The same organizations that are suing the agency over its effort to limit overdraft fees to $5 filed court paperwork Wednesday to halt the rule's implementation.
Just days after several banks and financial trade groups sued the Consumer Financial Protection Bureau in Mississippi federal court over the agency's final overdraft rule, the groups filed a preliminary injunction to pause the rule as litigation proceeds.
The new rule, which caps overdraft fees at $5 for banks with $10 billion or more in assets -- among other options -- is set to take effect Oct. 1, 2025.
But American Bankers Association CEO Rob Nichols said the rule "ignores thoughtful industry and stakeholder feedback, and will harm the very consumers the CFPB claims to protect," according to a press release published alongside the original lawsuit last week.
The ABA, alongside the Consumer Bankers Association, Mississippi Bankers Association, America's Credit Unions and three banks, argued in the preliminary injunction filed Wednesday that the consumer financial watchdog exceeded its authority under the 1968 Truth in Lending Act by categorizing overdraft fees as "credit."

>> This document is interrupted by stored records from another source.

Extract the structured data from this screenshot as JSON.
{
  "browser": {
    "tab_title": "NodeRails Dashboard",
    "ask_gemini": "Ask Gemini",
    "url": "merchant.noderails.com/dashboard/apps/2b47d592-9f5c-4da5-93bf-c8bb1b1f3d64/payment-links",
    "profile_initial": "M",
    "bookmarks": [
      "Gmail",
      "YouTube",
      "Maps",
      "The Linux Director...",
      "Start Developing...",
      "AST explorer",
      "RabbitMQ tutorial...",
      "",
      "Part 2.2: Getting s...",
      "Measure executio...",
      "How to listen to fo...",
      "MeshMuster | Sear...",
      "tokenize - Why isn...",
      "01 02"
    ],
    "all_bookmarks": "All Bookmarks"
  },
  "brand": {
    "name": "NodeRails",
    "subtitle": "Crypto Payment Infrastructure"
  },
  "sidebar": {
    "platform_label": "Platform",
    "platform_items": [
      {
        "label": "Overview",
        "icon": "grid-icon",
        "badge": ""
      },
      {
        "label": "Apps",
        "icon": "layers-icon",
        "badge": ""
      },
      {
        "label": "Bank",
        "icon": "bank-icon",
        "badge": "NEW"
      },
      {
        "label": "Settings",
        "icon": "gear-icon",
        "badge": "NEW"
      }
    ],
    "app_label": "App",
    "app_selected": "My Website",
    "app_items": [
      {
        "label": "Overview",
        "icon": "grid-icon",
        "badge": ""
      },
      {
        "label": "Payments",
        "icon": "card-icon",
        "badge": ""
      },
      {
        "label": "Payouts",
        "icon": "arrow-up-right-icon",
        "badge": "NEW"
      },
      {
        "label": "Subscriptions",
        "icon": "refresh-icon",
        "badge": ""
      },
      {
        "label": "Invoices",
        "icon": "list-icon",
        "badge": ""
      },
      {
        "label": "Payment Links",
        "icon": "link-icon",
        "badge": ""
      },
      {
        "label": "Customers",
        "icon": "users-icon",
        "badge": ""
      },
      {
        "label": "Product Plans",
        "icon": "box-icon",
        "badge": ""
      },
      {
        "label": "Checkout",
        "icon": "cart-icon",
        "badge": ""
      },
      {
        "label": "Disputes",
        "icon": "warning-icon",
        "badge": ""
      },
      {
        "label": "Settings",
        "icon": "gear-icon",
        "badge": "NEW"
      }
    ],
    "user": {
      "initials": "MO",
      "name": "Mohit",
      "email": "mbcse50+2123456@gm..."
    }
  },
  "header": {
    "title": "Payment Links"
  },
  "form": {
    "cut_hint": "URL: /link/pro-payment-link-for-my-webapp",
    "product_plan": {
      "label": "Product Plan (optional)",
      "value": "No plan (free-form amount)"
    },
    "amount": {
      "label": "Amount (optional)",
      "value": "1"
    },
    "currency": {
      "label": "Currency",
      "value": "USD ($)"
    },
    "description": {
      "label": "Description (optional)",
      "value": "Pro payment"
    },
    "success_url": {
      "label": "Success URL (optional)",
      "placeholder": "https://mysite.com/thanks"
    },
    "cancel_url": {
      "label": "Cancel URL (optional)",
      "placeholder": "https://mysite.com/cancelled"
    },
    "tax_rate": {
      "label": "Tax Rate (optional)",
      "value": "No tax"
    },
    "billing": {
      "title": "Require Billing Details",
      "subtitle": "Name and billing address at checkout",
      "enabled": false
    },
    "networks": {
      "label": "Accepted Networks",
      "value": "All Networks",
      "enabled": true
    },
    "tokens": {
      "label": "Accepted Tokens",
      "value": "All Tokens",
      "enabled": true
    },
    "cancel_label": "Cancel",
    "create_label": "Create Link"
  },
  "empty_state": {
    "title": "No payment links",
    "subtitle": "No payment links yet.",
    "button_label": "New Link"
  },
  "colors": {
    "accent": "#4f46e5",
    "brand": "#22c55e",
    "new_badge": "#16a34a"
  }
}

Plaintiffs allege that what the CFPB recently called "clos[ing] the large bank regulatory loophole" is actually "a radical reinterpretation of TILA," in conflict with the [Federal Reserve Board]'s longstanding view that discretionary overdraft services lack a credit feature and thus their associated fees are not finance charges.
Weston Loyd, a spokesperson for the CBA, told Banking Dive that by attempting to reclassify overdraft services as credit, the final rule "would not only fundamentally alter the way overdraft services operate, but will require banks to underwrite consumers that in many cases cannot be underwritten under conventional methods.
"As a result, this would harm Americans who are in need the hardest by limiting their access to liquidity through overdraft services," Loyd said.
The 63-page preliminary injunction is asking the court to halt the final rule's implementation, and to reprieve financial institutions from spending time and effort preparing for the final rule in the interim.
"Given the significant scale and complexity of the Final Rule and its October 1, 2025 effective date, Very Large Financial Institutions must begin preparing to comply immediately; thus, they must begin incurring substantial costs now that will be unrecoverable in the event the Final Rule is vacated," plaintiffs allege.
A spokesperson for the CFPB declined to comment to Banking Dive.